Refahlı belediye başkanları bir yandan sanatın içine
tükürürlerken öte yandan da işçi kıyımı yapıyorlar. Dini bütün
Refahlılar galiba batık bankalara kaptırdıkları “repo” paralarının
acısını işçilerden ve memurlardan çıkarıyorlar.

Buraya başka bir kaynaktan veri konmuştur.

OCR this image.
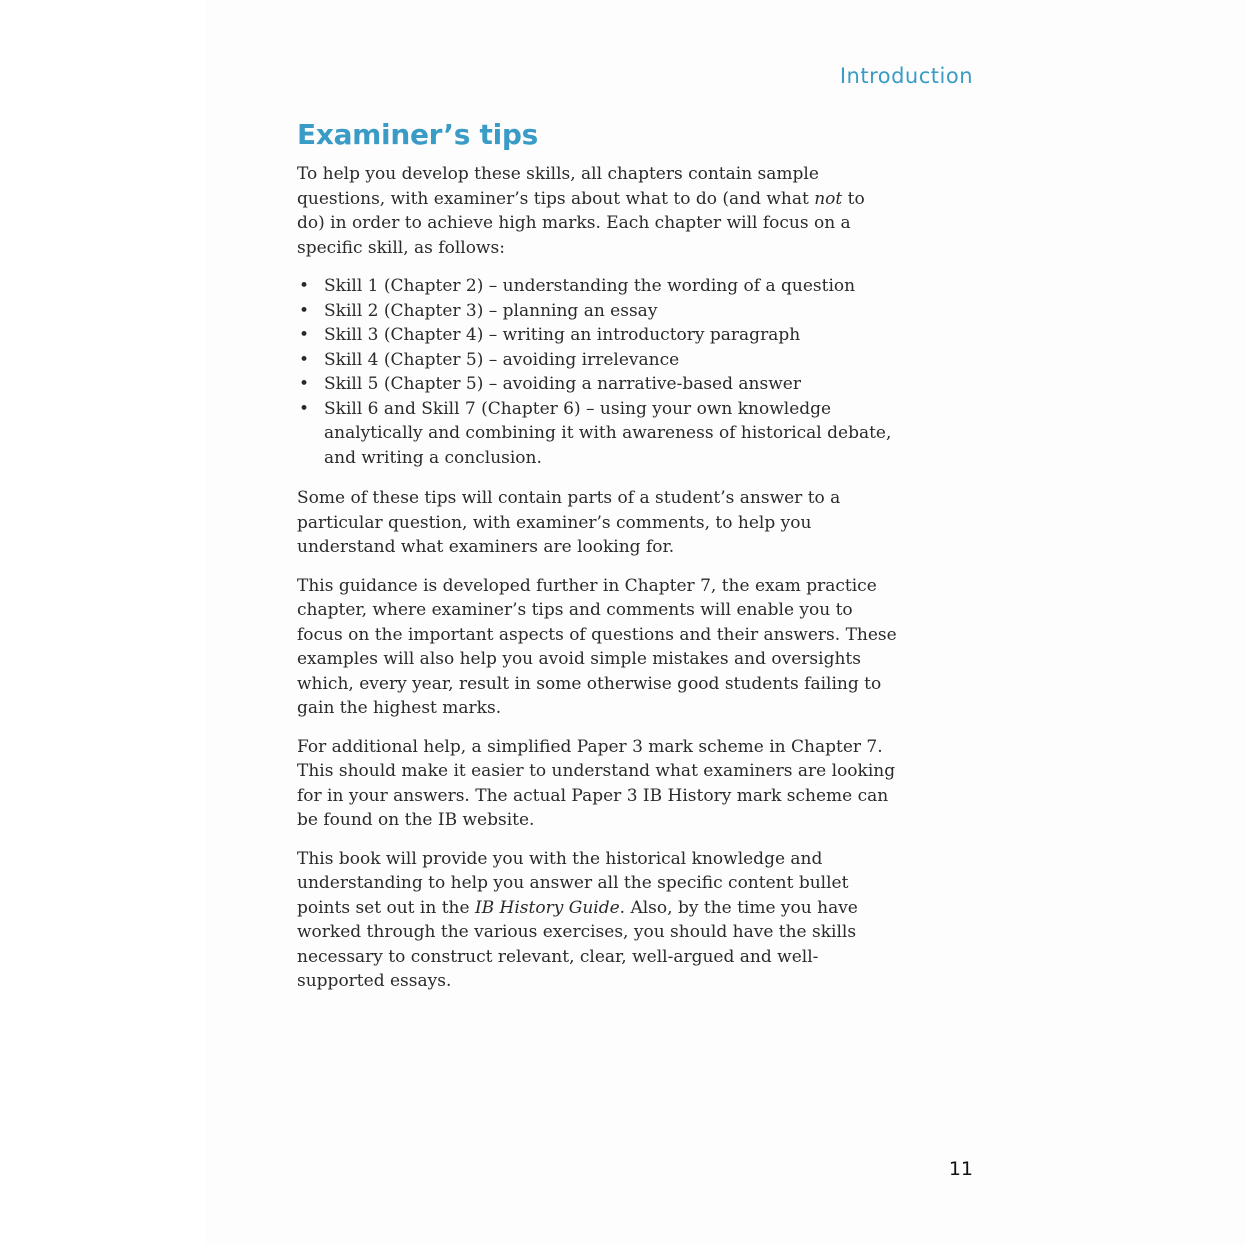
Introduction
Examiner’s tips

To help you develop these skills, all chapters contain sample questions, with examiner’s tips about what to do (and what not to do) in order to achieve high marks. Each chapter will focus on a specific skill, as follows:

• Skill 1 (Chapter 2) – understanding the wording of a question
• Skill 2 (Chapter 3) – planning an essay
• Skill 3 (Chapter 4) – writing an introductory paragraph
• Skill 4 (Chapter 5) – avoiding irrelevance
• Skill 5 (Chapter 5) – avoiding a narrative-based answer
• Skill 6 and Skill 7 (Chapter 6) – using your own knowledge analytically and combining it with awareness of historical debate, and writing a conclusion.

Some of these tips will contain parts of a student’s answer to a particular question, with examiner’s comments, to help you understand what examiners are looking for.

This guidance is developed further in Chapter 7, the exam practice chapter, where examiner’s tips and comments will enable you to focus on the important aspects of questions and their answers. These examples will also help you avoid simple mistakes and oversights which, every year, result in some otherwise good students failing to gain the highest marks.

For additional help, a simplified Paper 3 mark scheme in Chapter 7. This should make it easier to understand what examiners are looking for in your answers. The actual Paper 3 IB History mark scheme can be found on the IB website.

This book will provide you with the historical knowledge and understanding to help you answer all the specific content bullet points set out in the IB History Guide. Also, by the time you have worked through the various exercises, you should have the skills necessary to construct relevant, clear, well-argued and well-supported essays.

11
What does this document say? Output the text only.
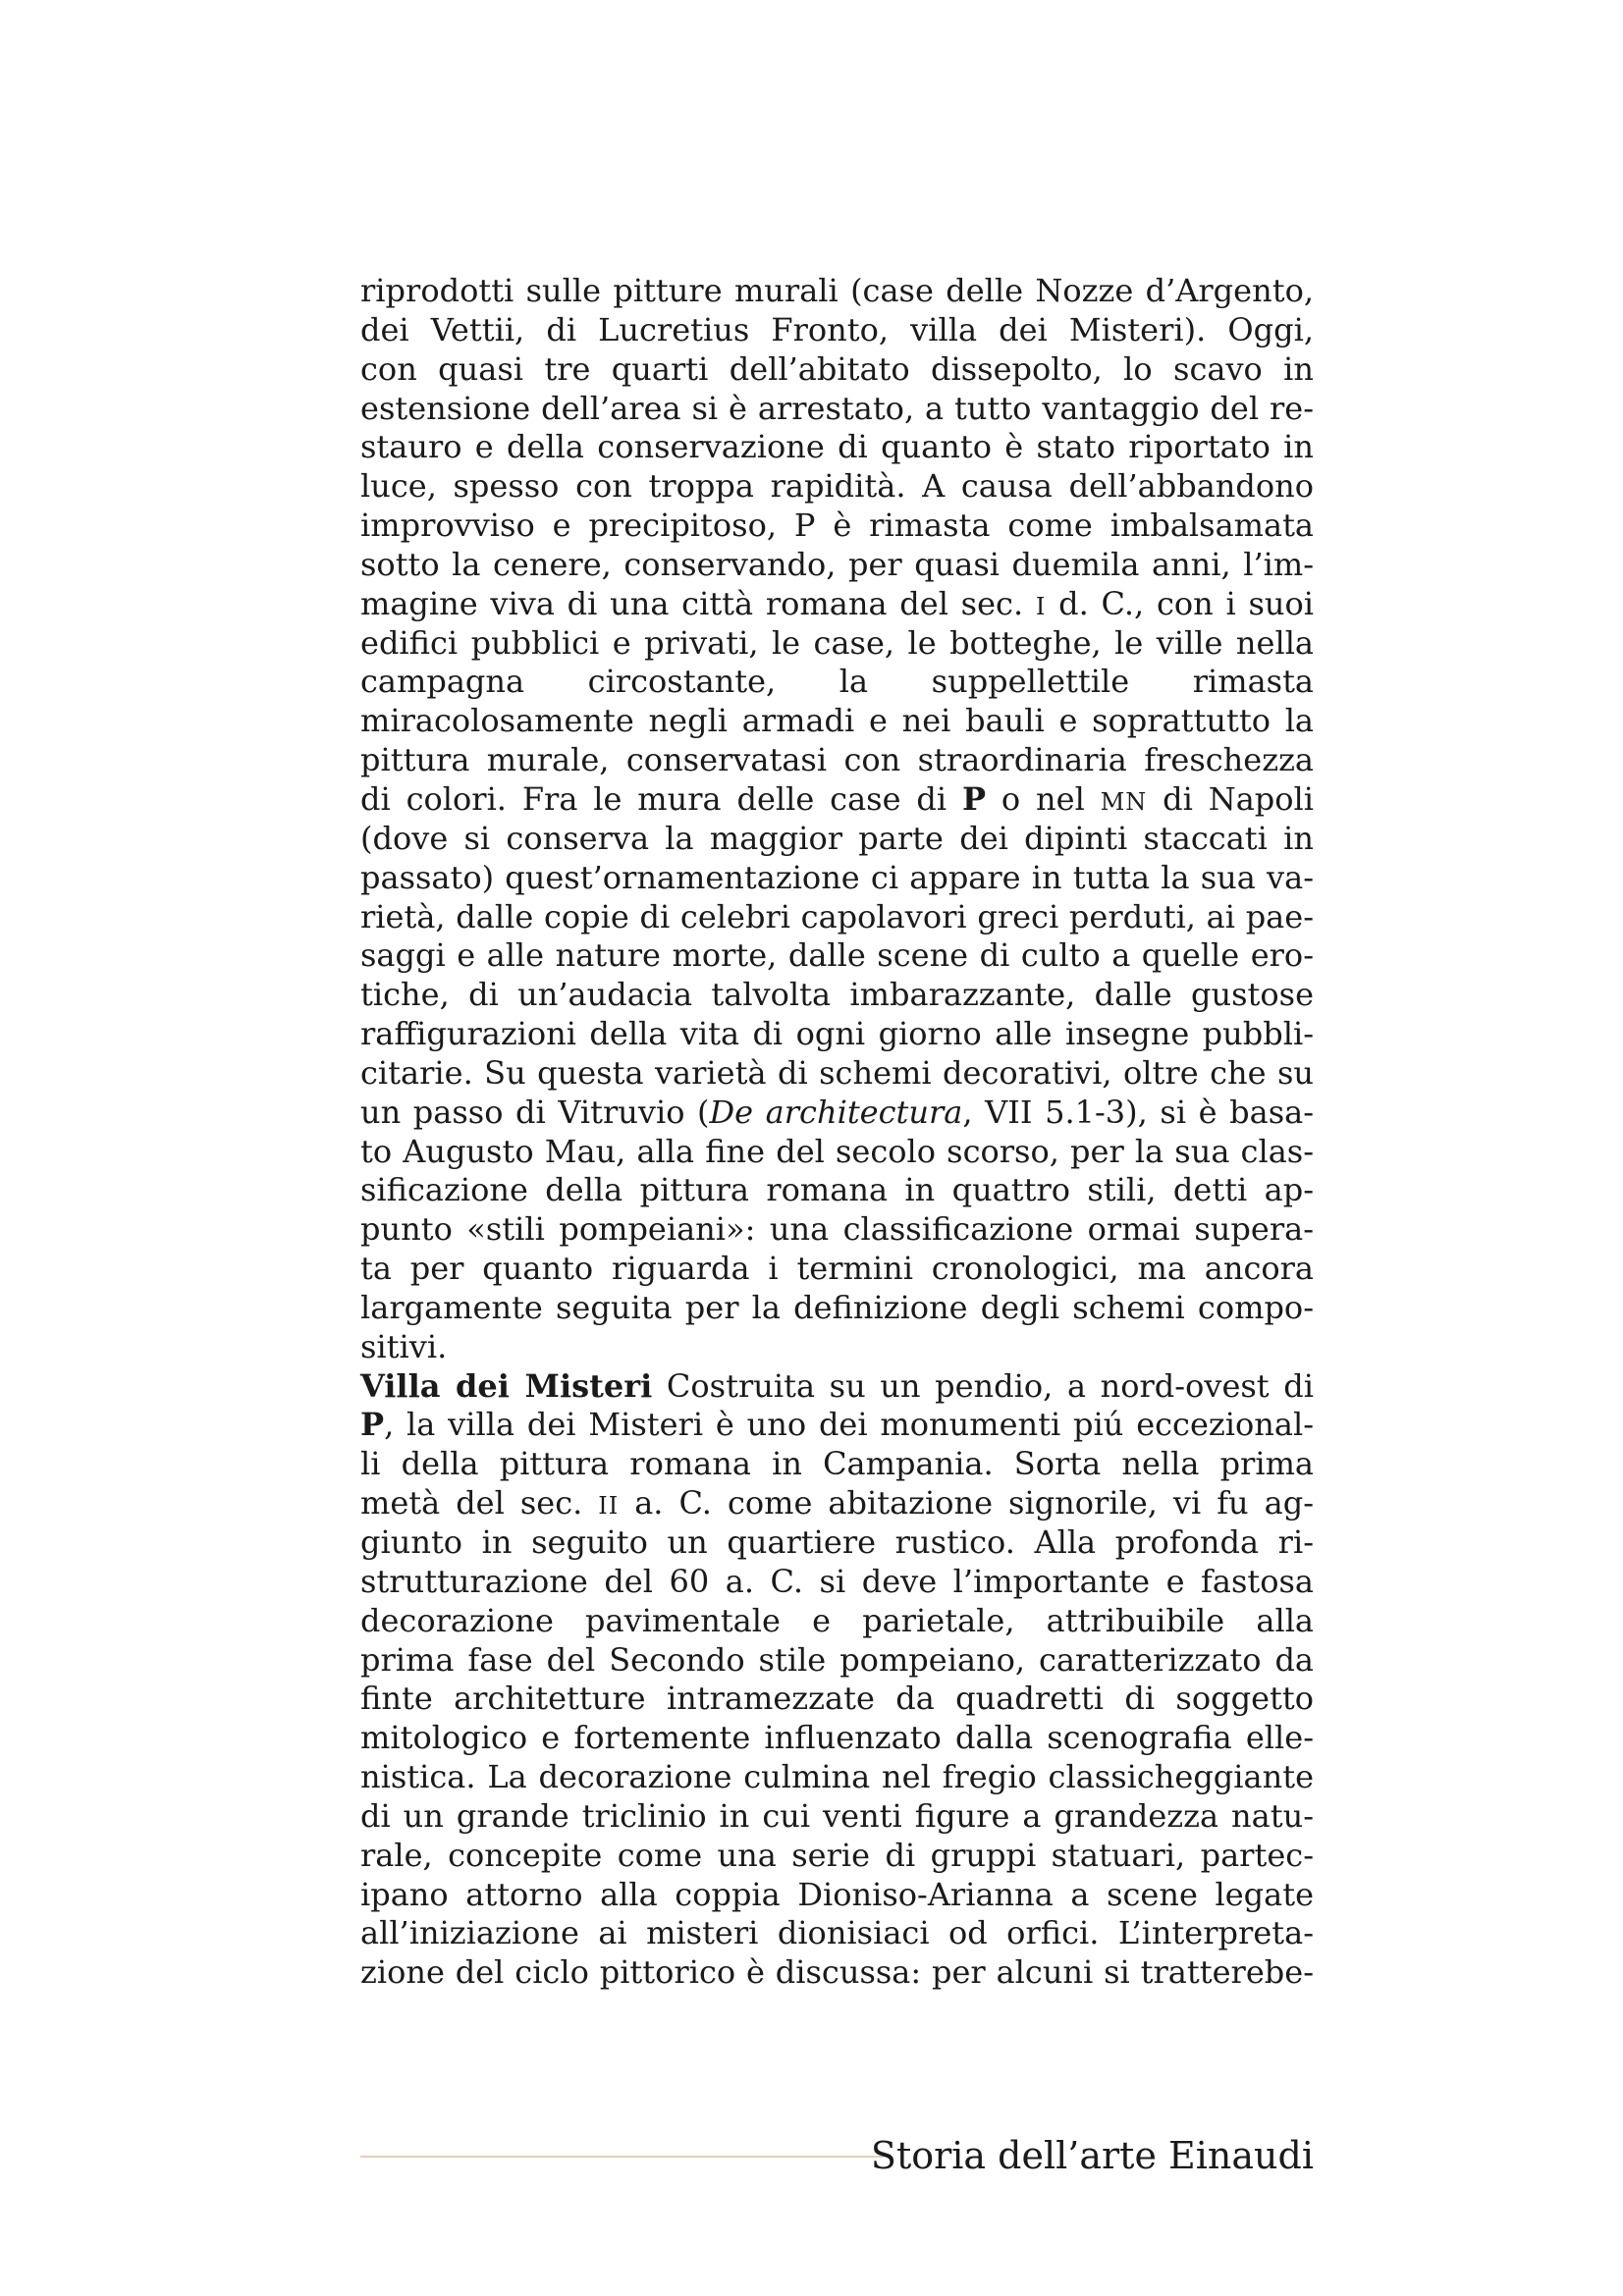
riprodotti sulle pitture murali (case delle Nozze d’Argento,
dei Vettii, di Lucretius Fronto, villa dei Misteri). Oggi,
con quasi tre quarti dell’abitato dissepolto, lo scavo in
estensione dell’area si è arrestato, a tutto vantaggio del re-
stauro e della conservazione di quanto è stato riportato in
luce, spesso con troppa rapidità. A causa dell’abbandono
improvviso e precipitoso, P è rimasta come imbalsamata
sotto la cenere, conservando, per quasi duemila anni, l’im-
magine viva di una città romana del sec. I d. C., con i suoi
edifici pubblici e privati, le case, le botteghe, le ville nella
campagna circostante, la suppellettile rimasta
miracolosamente negli armadi e nei bauli e soprattutto la
pittura murale, conservatasi con straordinaria freschezza
di colori. Fra le mura delle case di P o nel MN di Napoli
(dove si conserva la maggior parte dei dipinti staccati in
passato) quest’ornamentazione ci appare in tutta la sua va-
rietà, dalle copie di celebri capolavori greci perduti, ai pae-
saggi e alle nature morte, dalle scene di culto a quelle ero-
tiche, di un’audacia talvolta imbarazzante, dalle gustose
raffigurazioni della vita di ogni giorno alle insegne pubbli-
citarie. Su questa varietà di schemi decorativi, oltre che su
un passo di Vitruvio (De architectura, VII 5.1-3), si è basa-
to Augusto Mau, alla fine del secolo scorso, per la sua clas-
sificazione della pittura romana in quattro stili, detti ap-
punto «stili pompeiani»: una classificazione ormai supera-
ta per quanto riguarda i termini cronologici, ma ancora
largamente seguita per la definizione degli schemi compo-
sitivi.
Villa dei Misteri Costruita su un pendio, a nord-ovest di
P, la villa dei Misteri è uno dei monumenti piú eccezional-
li della pittura romana in Campania. Sorta nella prima
metà del sec. II a. C. come abitazione signorile, vi fu ag-
giunto in seguito un quartiere rustico. Alla profonda ri-
strutturazione del 60 a. C. si deve l’importante e fastosa
decorazione pavimentale e parietale, attribuibile alla
prima fase del Secondo stile pompeiano, caratterizzato da
finte architetture intramezzate da quadretti di soggetto
mitologico e fortemente influenzato dalla scenografia elle-
nistica. La decorazione culmina nel fregio classicheggiante
di un grande triclinio in cui venti figure a grandezza natu-
rale, concepite come una serie di gruppi statuari, partec-
ipano attorno alla coppia Dioniso-Arianna a scene legate
all’iniziazione ai misteri dionisiaci od orfici. L’interpreta-
zione del ciclo pittorico è discussa: per alcuni si tratterebe-
Storia dell’arte Einaudi
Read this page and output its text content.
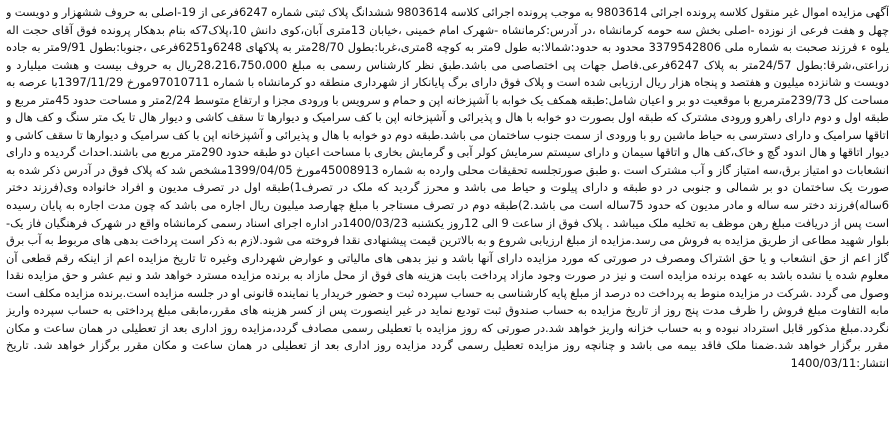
آگهی مزایده اموال غیر منقول کلاسه پرونده اجرائی 9803614 به موجب پرونده اجرائی کلاسه 9803614 ششدانگ پلاک ثبتی شماره 6247فرعی از 19-اصلی به حروف ششهزار و دویست و چهل و هفت فرعی از نوزده -اصلی بخش سه حومه کرمانشاه ،در آدرس:کرمانشاه -شهرک امام خمینی ،خیابان 13متری آبان،کوی دانش 10،پلاک7که بنام بدهکار پرونده فوق آقای حجت اله یلوه ء فرزند صحبت به شماره ملی 3379542806 محدود به حدود:شمالا:به طول 9متر به کوچه 8متری،غربا:بطول 28/70متر به پلاکهای 6248و6251فرعی ،جنوبا:بطول 9/91متر به جاده زراعتی،شرقا:بطول 24/57متر به پلاک 6247فرعی.فاصل جهات پی اختصاصی می باشد.طبق نظر کارشناس رسمی به مبلغ 28،216،750،000ریال به حروف بیست و هشت میلیارد و دویست و شانزده میلیون و هفتصد و پنجاه هزار ریال ارزیابی شده است و پلاک فوق دارای برگ پایانکار از شهرداری منطقه دو کرمانشاه با شماره 97010711مورخ 1397/11/29با عرصه به مساحت کل 239/73مترمربع با موقعیت دو بر و اعیان شامل:طبقه همکف یک خوابه با آشپزخانه اپن و حمام و سرویس با ورودی مجزا و ارتفاع متوسط 2/24متر و مساحت حدود 45متر مربع و طبقه اول و دوم دارای راهرو ورودی مشترک که طبقه اول بصورت دو خوابه با هال و پذیرائی و آشپزخانه اپن با کف سرامیک و دیوارها تا سقف کاشی و دیوار هال تا یک متر سنگ و کف هال و اتاقها سرامیک و دارای دسترسی به حیاط ماشین رو با ورودی از سمت جنوب ساختمان می باشد.طبقه دوم دو خوابه با هال و پذیرائی و آشپزخانه اپن با کف سرامیک و دیوارها تا سقف کاشی و دیوار اتاقها و هال اندود گچ و خاک،کف هال و اتاقها سیمان و دارای سیستم سرمایش کولر آبی و گرمایش بخاری با مساحت اعیان دو طبقه حدود 290متر مربع می باشند.احداث گردیده و دارای انشعابات دو امتیاز برق،سه امتیاز گاز و آب مشترک است .و طبق صورتجلسه تحقیقات محلی وارده به شماره 45008913مورخ 1399/04/05مشخص شد که پلاک فوق در آدرس ذکر شده به صورت یک ساختمان دو بر شمالی و جنوبی در دو طبقه و دارای پیلوت و حیاط می باشد و محرز گردید که ملک در تصرف1)طبقه اول در تصرف مدیون و افراد خانواده وی(فرزند دختر 6ساله)فرزند دختر سه ساله و مادر مدیون که حدود 75ساله است می باشد.2)طبقه دوم در تصرف مستاجر با مبلغ چهارصد میلیون ریال اجاره می باشد که چون مدت اجاره به پایان رسیده است پس از دریافت مبلغ رهن موظف به تخلیه ملک میباشد . پلاک فوق از ساعت 9 الی 12روز یکشنبه 1400/03/23در اداره اجرای اسناد رسمی کرمانشاه واقع در شهرک فرهنگیان فاز یک-بلوار شهید مطاعی از طریق مزایده به فروش می رسد.مزایده از مبلغ ارزیابی شروع و به بالاترین قیمت پیشنهادی نقدا فروخته می شود.لازم به ذکر است پرداخت بدهی های مربوط به آب برق گاز اعم از حق انشعاب و یا حق اشتراک ومصرف در صورتی که مورد مزایده دارای آنها باشد و نیز بدهی های مالیاتی و عوارض شهرداری وغیره تا تاریخ مزایده اعم از اینکه رقم قطعی آن معلوم شده یا نشده باشد به عهده برنده مزایده است و نیز در صورت وجود مازاد پرداخت بابت هزینه های فوق از محل مازاد به برنده مزایده مسترد خواهد شد و نیم عشر و حق مزایده نقدا وصول می گردد .شرکت در مزایده منوط به پرداخت ده درصد از مبلغ پایه کارشناسی به حساب سپرده ثبت و حضور خریدار یا نماینده قانونی او در جلسه مزایده است.برنده مزایده مکلف است مابه التفاوت مبلغ فروش را ظرف مدت پنج روز از تاریخ مزایده به حساب صندوق ثبت تودیع نماید در غیر اینصورت پس از کسر هزینه های مقرر،مابقی مبلغ پرداختی به حساب سپرده واریز نگردد.مبلغ مذکور قابل استرداد نبوده و به حساب خزانه واریز خواهد شد.در صورتی که روز مزایده با تعطیلی رسمی مصادف گردد،مزایده روز اداری بعد از تعطیلی در همان ساعت و مکان مقرر برگزار خواهد شد.ضمنا ملک فاقد بیمه می باشد و چنانچه روز مزایده تعطیل رسمی گردد مزایده روز اداری بعد از تعطیلی در همان ساعت و مکان مقرر برگزار خواهد شد. تاریخ انتشار:1400/03/11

Gebze’de 700 işçi ve memur sokakta. Ümraniye’de
yüz işçi belediyenin önünde haykırıyor:
“Adil düzen bu mu?”
Ne olacaktı? Ne bekliyordunuz?
İşte Refah Partisi’nin gerçek yüzü...
Refah Partili belediye başkanları işçi çıkarırken “demokratikleşme
paketini” bir türlü açamayan DYP-SHP hükümeti ne
yapıyor dersiniz?
Tansu Çiller kendinden emin:
“Çağdaş bir Türkiye yaratacağız...”
İyi de bu çağdaş Türkiye nasıl yaratılacak?
Yanıt hemen geliyor:
“Biz laik Türkiye Cumhuriyeti’nin çocuklarıyız. Biz bu yolda
yürümeye devam edeceğiz...”
Sonra?
Anayasanın 24. maddesi gündeme geliyor. Ardından
DEP kapatılıyor.
Ya demokratikleşme ne olacak?
Öğretmen ve memurlara grevli toplusözleşmeli
sendikal hak ve özgürlüklerini vermeyecek miyiz? Siyasi partiler
anayasanın güvencesi altında çalışabilecekler mi?
*** Refah Partisi’nin işçileri ve memurları sokağa attığı gün üç öğretmen geldi gazeteye. Ümraniye Endüstri Meslek Lisesi’nden başka okullara sürgün edilmişt...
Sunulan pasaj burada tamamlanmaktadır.